At times, the last six years have often felt like a non-stop assault for some of us involved in Initial Teacher Education. It was not only an assault in relation to rapid policy change but also an onslaught in relation to the perpetuation of myths and the misuse of notional evidence against teacher educators. As such reform after reform further sought to marginalise teacher educators whilst labelling as the ‘blob’ and ‘enemies of promise’ were a particular low point.

Yet this was all at odds with a sector that I knew very well, that had consistently delivered on the entire government key targets and which had produced the ‘best generation of new teachers’. Yet despite having many world-class universities (most recently 17 out of the worlds top 200) involved in ITE the message was clear that the government was ‘moving teacher training away from university departments and into our best schools’.

The methods for disrupting teacher education was to be through creating a marketplace, rapidly establishing alternative providers to fight it out, increasing uncertainty in future planning and by destabilising teacher education departments by gradually reducing their allocations. Equally each year the annual circus of allocations would be accompanied by new ways of forcing providers to behave, often in new and bizarre ways and most notably last year’s fiasco of recruitment controls. Added to all the above we had the introduction of £9000 fees, differential bursaries, several new inspection frameworks, attacks by the Chief Inspector of schools and the lack of any clear coordination by NCTL.

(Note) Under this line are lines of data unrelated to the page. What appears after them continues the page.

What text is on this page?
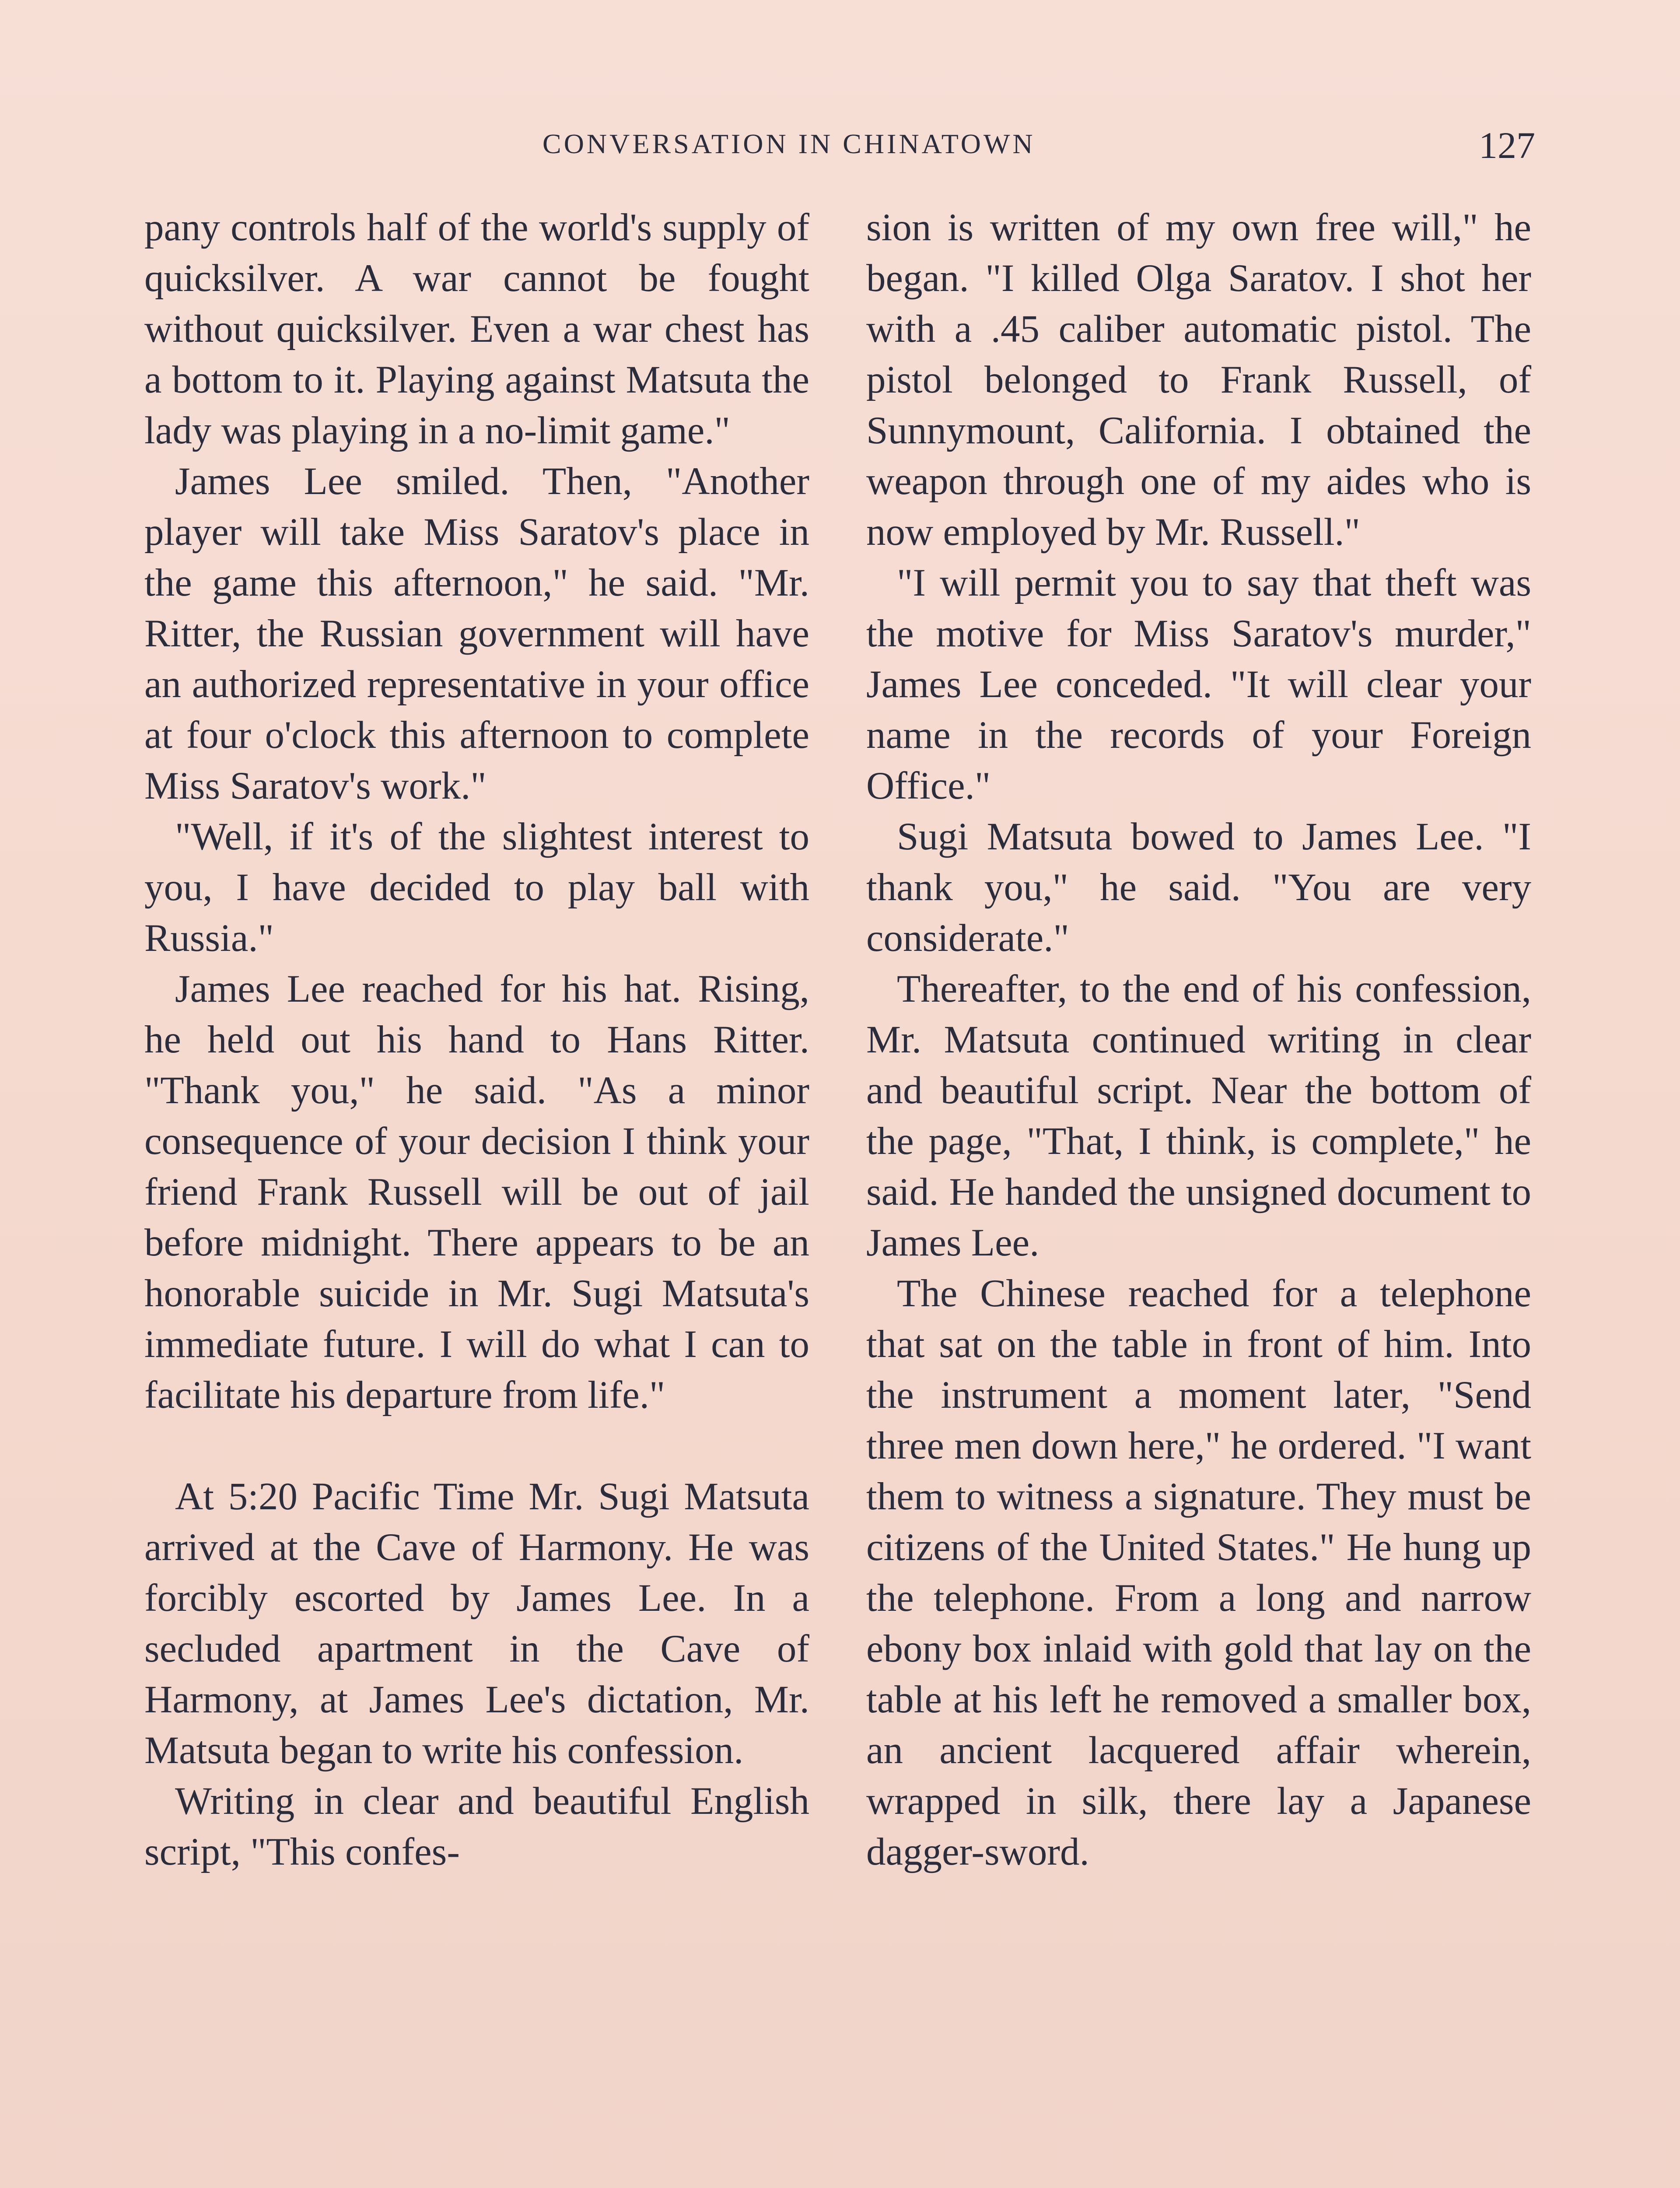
CONVERSATION IN CHINATOWN	127

pany controls half of the world's supply of quicksilver. A war cannot be fought without quicksilver. Even a war chest has a bottom to it. Playing against Matsuta the lady was playing in a no-limit game."

James Lee smiled. Then, "Another player will take Miss Saratov's place in the game this afternoon," he said. "Mr. Ritter, the Russian government will have an authorized representative in your office at four o'clock this afternoon to complete Miss Saratov's work."

"Well, if it's of the slightest interest to you, I have decided to play ball with Russia."

James Lee reached for his hat. Rising, he held out his hand to Hans Ritter. "Thank you," he said. "As a minor consequence of your decision I think your friend Frank Russell will be out of jail before midnight. There appears to be an honorable suicide in Mr. Sugi Matsuta's immediate future. I will do what I can to facilitate his departure from life."

At 5:20 Pacific Time Mr. Sugi Matsuta arrived at the Cave of Harmony. He was forcibly escorted by James Lee. In a secluded apartment in the Cave of Harmony, at James Lee's dictation, Mr. Matsuta began to write his confession.

Writing in clear and beautiful English script, "This confes-

sion is written of my own free will," he began. "I killed Olga Saratov. I shot her with a .45 caliber automatic pistol. The pistol belonged to Frank Russell, of Sunnymount, California. I obtained the weapon through one of my aides who is now employed by Mr. Russell."

"I will permit you to say that theft was the motive for Miss Saratov's murder," James Lee conceded. "It will clear your name in the records of your Foreign Office."

Sugi Matsuta bowed to James Lee. "I thank you," he said. "You are very considerate."

Thereafter, to the end of his confession, Mr. Matsuta continued writing in clear and beautiful script. Near the bottom of the page, "That, I think, is complete," he said. He handed the unsigned document to James Lee.

The Chinese reached for a telephone that sat on the table in front of him. Into the instrument a moment later, "Send three men down here," he ordered. "I want them to witness a signature. They must be citizens of the United States." He hung up the telephone. From a long and narrow ebony box inlaid with gold that lay on the table at his left he removed a smaller box, an ancient lacquered affair wherein, wrapped in silk, there lay a Japanese dagger-sword.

And then something happened last week that restored some hope for the future when the reintroduction of three-year allocations was announced. Even though the 2016 white paper had signalled the intention to create some stability, albeit as part of the ill thought through Centres of Excellence, it still came as surprise and a relief that finally some semblance of rationality had prevailed. Finally, finally, finally the opportunity to plan ahead had been restored!

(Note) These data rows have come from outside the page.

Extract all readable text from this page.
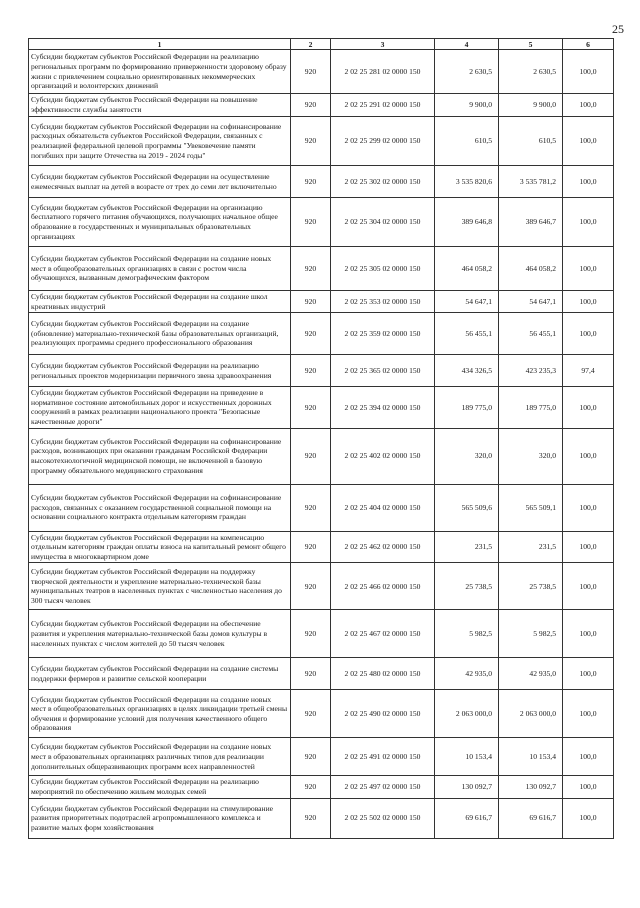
25
1	2	3	4	5	6
Субсидии бюджетам субъектов Российской Федерации на реализацию региональных программ по формированию приверженности здоровому образу жизни с привлечением социально ориентированных некоммерческих организаций и волонтерских движений	920	2 02 25 281 02 0000 150	2 630,5	2 630,5	100,0
Субсидии бюджетам субъектов Российской Федерации на повышение эффективности службы занятости	920	2 02 25 291 02 0000 150	9 900,0	9 900,0	100,0
Субсидии бюджетам субъектов Российской Федерации на софинансирование расходных обязательств субъектов Российской Федерации, связанных с реализацией федеральной целевой программы "Увековечение памяти погибших при защите Отечества на 2019 - 2024 годы"	920	2 02 25 299 02 0000 150	610,5	610,5	100,0
Субсидии бюджетам субъектов Российской Федерации на осуществление ежемесячных выплат на детей в возрасте от трех до семи лет включительно	920	2 02 25 302 02 0000 150	3 535 820,6	3 535 781,2	100,0
Субсидии бюджетам субъектов Российской Федерации на организацию бесплатного горячего питания обучающихся, получающих начальное общее образование в государственных и муниципальных образовательных организациях	920	2 02 25 304 02 0000 150	389 646,8	389 646,7	100,0
Субсидии бюджетам субъектов Российской Федерации на создание новых мест в общеобразовательных организациях в связи с ростом числа обучающихся, вызванным демографическим фактором	920	2 02 25 305 02 0000 150	464 058,2	464 058,2	100,0
Субсидии бюджетам субъектов Российской Федерации на создание школ креативных индустрий	920	2 02 25 353 02 0000 150	54 647,1	54 647,1	100,0
Субсидии бюджетам субъектов Российской Федерации на создание (обновление) материально-технической базы образовательных организаций, реализующих программы среднего профессионального образования	920	2 02 25 359 02 0000 150	56 455,1	56 455,1	100,0
Субсидии бюджетам субъектов Российской Федерации на реализацию региональных проектов модернизации первичного звена здравоохранения	920	2 02 25 365 02 0000 150	434 326,5	423 235,3	97,4
Субсидии бюджетам субъектов Российской Федерации на приведение в нормативное состояние автомобильных дорог и искусственных дорожных сооружений в рамках реализации национального проекта "Безопасные качественные дороги"	920	2 02 25 394 02 0000 150	189 775,0	189 775,0	100,0
Субсидии бюджетам субъектов Российской Федерации на софинансирование расходов, возникающих при оказании гражданам Российской Федерации высокотехнологичной медицинской помощи, не включенной в базовую программу обязательного медицинского страхования	920	2 02 25 402 02 0000 150	320,0	320,0	100,0
Субсидии бюджетам субъектов Российской Федерации на софинансирование расходов, связанных с оказанием государственной социальной помощи на основании социального контракта отдельным категориям граждан	920	2 02 25 404 02 0000 150	565 509,6	565 509,1	100,0
Субсидии бюджетам субъектов Российской Федерации на компенсацию отдельным категориям граждан оплаты взноса на капитальный ремонт общего имущества в многоквартирном доме	920	2 02 25 462 02 0000 150	231,5	231,5	100,0
Субсидии бюджетам субъектов Российской Федерации на поддержку творческой деятельности и укрепление материально-технической базы муниципальных театров в населенных пунктах с численностью населения до 300 тысяч человек	920	2 02 25 466 02 0000 150	25 738,5	25 738,5	100,0
Субсидии бюджетам субъектов Российской Федерации на обеспечение развития и укрепления материально-технической базы домов культуры в населенных пунктах с числом жителей до 50 тысяч человек	920	2 02 25 467 02 0000 150	5 982,5	5 982,5	100,0
Субсидии бюджетам субъектов Российской Федерации на создание системы поддержки фермеров и развитие сельской кооперации	920	2 02 25 480 02 0000 150	42 935,0	42 935,0	100,0
Субсидии бюджетам субъектов Российской Федерации на создание новых мест в общеобразовательных организациях в целях ликвидации третьей смены обучения и формирование условий для получения качественного общего образования	920	2 02 25 490 02 0000 150	2 063 000,0	2 063 000,0	100,0
Субсидии бюджетам субъектов Российской Федерации на создание новых мест в образовательных организациях различных типов для реализации дополнительных общеразвивающих программ всех направленностей	920	2 02 25 491 02 0000 150	10 153,4	10 153,4	100,0
Субсидии бюджетам субъектов Российской Федерации на реализацию мероприятий по обеспечению жильем молодых семей	920	2 02 25 497 02 0000 150	130 092,7	130 092,7	100,0
Субсидии бюджетам субъектов Российской Федерации на стимулирование развития приоритетных подотраслей агропромышленного комплекса и развитие малых форм хозяйствования	920	2 02 25 502 02 0000 150	69 616,7	69 616,7	100,0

Now whilst 3-year allocations used to be the norm this is simply not reverting back to the past. It is however firmly putting the brake on the levers that have constantly been used to try to manipulate a market and to force the adoption of particular behaviours. Unfortunately the 3-year allocation is not yet for all providers and whilst justification for this is not yet clear there really should be an attempt to move to a situation where the majority of providers are equally given the opportunity to plan ahead.

eye-chart

So what does this all mean? Well to be in a position with an allocation up until 2020 means that we as a sector should now move towards a vision of developing a world-class teacher education system driven by quality and not ideological and unsustainable ill conceived whims. We should now have the opportunity to discuss and consider how best to achieve what we want to achieve and how best to enable universities and schools to work together to ensure every new teacher is both educated and trained for teaching in multiple contexts in a sustainable way.

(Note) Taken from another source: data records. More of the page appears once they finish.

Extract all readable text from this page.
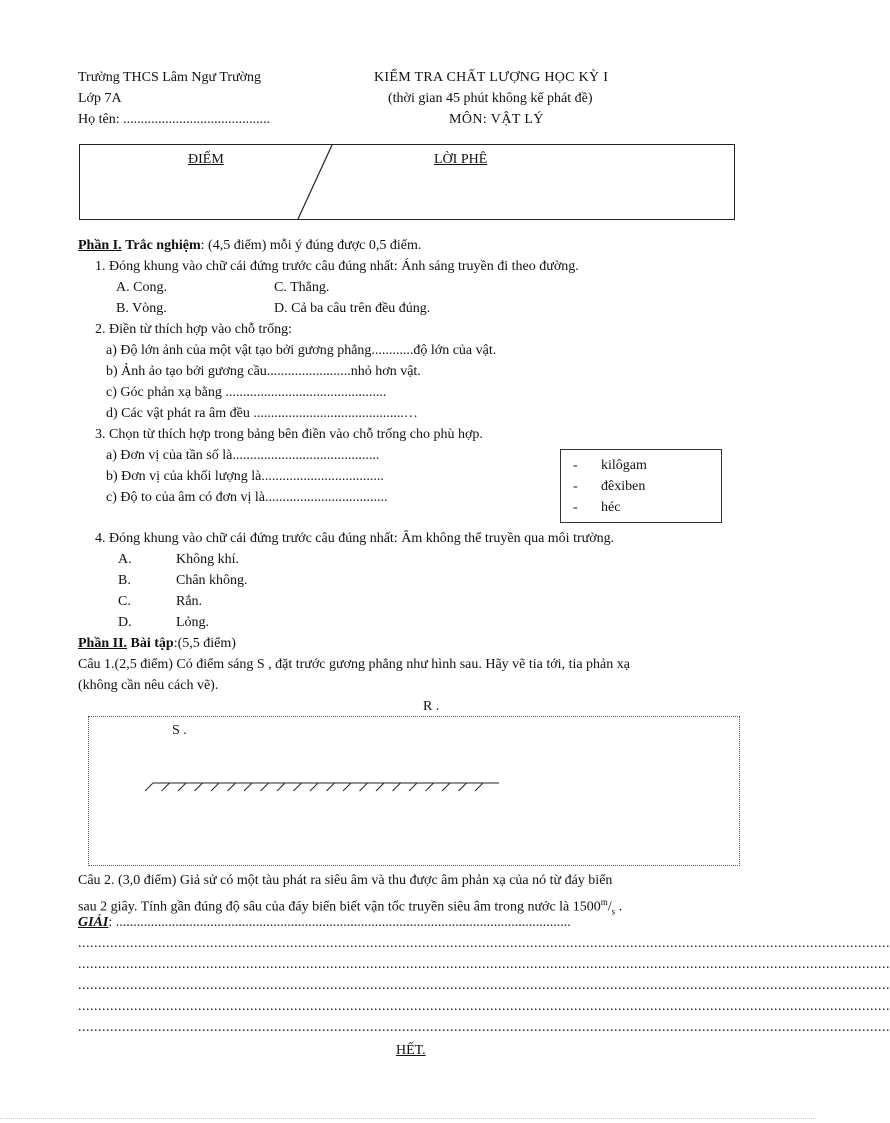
Trường THCS Lâm Ngư Trường
Lớp 7A
Họ tên: ..........................................
KIỂM TRA CHẤT LƯỢNG HỌC KỲ I
(thời gian 45 phút không kể phát đề)
MÔN: VẬT LÝ
ĐIỂM	LỜI PHÊ
Phần I. Trắc nghiệm: (4,5 điểm) mỗi ý đúng được 0,5 điểm.
1. Đóng khung vào chữ cái đứng trước câu đúng nhất: Ánh sáng truyền đi theo đường.
A. Cong.	C. Thẳng.
B. Vòng.	D. Cả ba câu trên đều đúng.
2. Điền từ thích hợp vào chỗ trống:
a) Độ lớn ảnh của một vật tạo bởi gương phẳng............độ lớn của vật.
b) Ảnh ảo tạo bởi gương cầu........................nhỏ hơn vật.
c) Góc phản xạ bằng ..............................................
d) Các vật phát ra âm đều ...........................................…
3. Chọn từ thích hợp trong bảng bên điền vào chỗ trống cho phù hợp.
a) Đơn vị của tần số là..........................................
b) Đơn vị của khối lượng là...................................
c) Độ to của âm có đơn vị là...................................
- kilôgam
- đêxiben
- héc
4. Đóng khung vào chữ cái đứng trước câu đúng nhất: Âm không thể truyền qua môi trường.
A.	Không khí.
B.	Chân không.
C.	Rắn.
D.	Lỏng.
Phần II. Bài tập:(5,5 điểm)
Câu 1.(2,5 điểm) Có điểm sáng S , đặt trước gương phẳng như hình sau. Hãy vẽ tia tới, tia phản xạ
(không cần nêu cách vẽ).
R .
S .
Câu 2. (3,0 điểm) Giả sử có một tàu phát ra siêu âm và thu được âm phản xạ của nó từ đáy biển
sau 2 giây. Tính gần đúng độ sâu của đáy biển biết vận tốc truyền siêu âm trong nước là $1500^m/_s$ .
GIẢI: ..................................................................................................................................
...........................................................................................................................................................................................................
...........................................................................................................................................................................................................
...........................................................................................................................................................................................................
...........................................................................................................................................................................................................
...........................................................................................................................................................................................................
HẾT.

At last the future looks bright but taking a moment to reflect two of the saddest features of the last six-year now spring to mind. Firstly is the way the government positioned some schools, often in long established partnerships, against universities and the way some schools saw this as an opportunity. We all know the best way forward for teacher education is through genuine authentic partnerships built on trust and respect for each other’s strengths. Future reform should not be conceived as schools or universities taking the lead – it is about working towards common aims of providing learners with the very best possible teachers.

Secondly the way some universities sold out and sold cheap (literally and metaphorically), low quality provision has revealed an unpleasant side of teacher education. I have often said that Michael Gove wasn’t able to dismantle teacher education, he was only able to provide the tools for the sector to dismantle itself and it would seem some providers tried their best! Innovation is not a plausible excuse for ad hoc low quality provision which simply undermines the sector.

Finally whilst I am being cautious in not reading too much into the reintroduction of some stability into the sector I am hoping that this will now offer a fresh opportunity for reconceiving a 2020 vision for initial teacher education!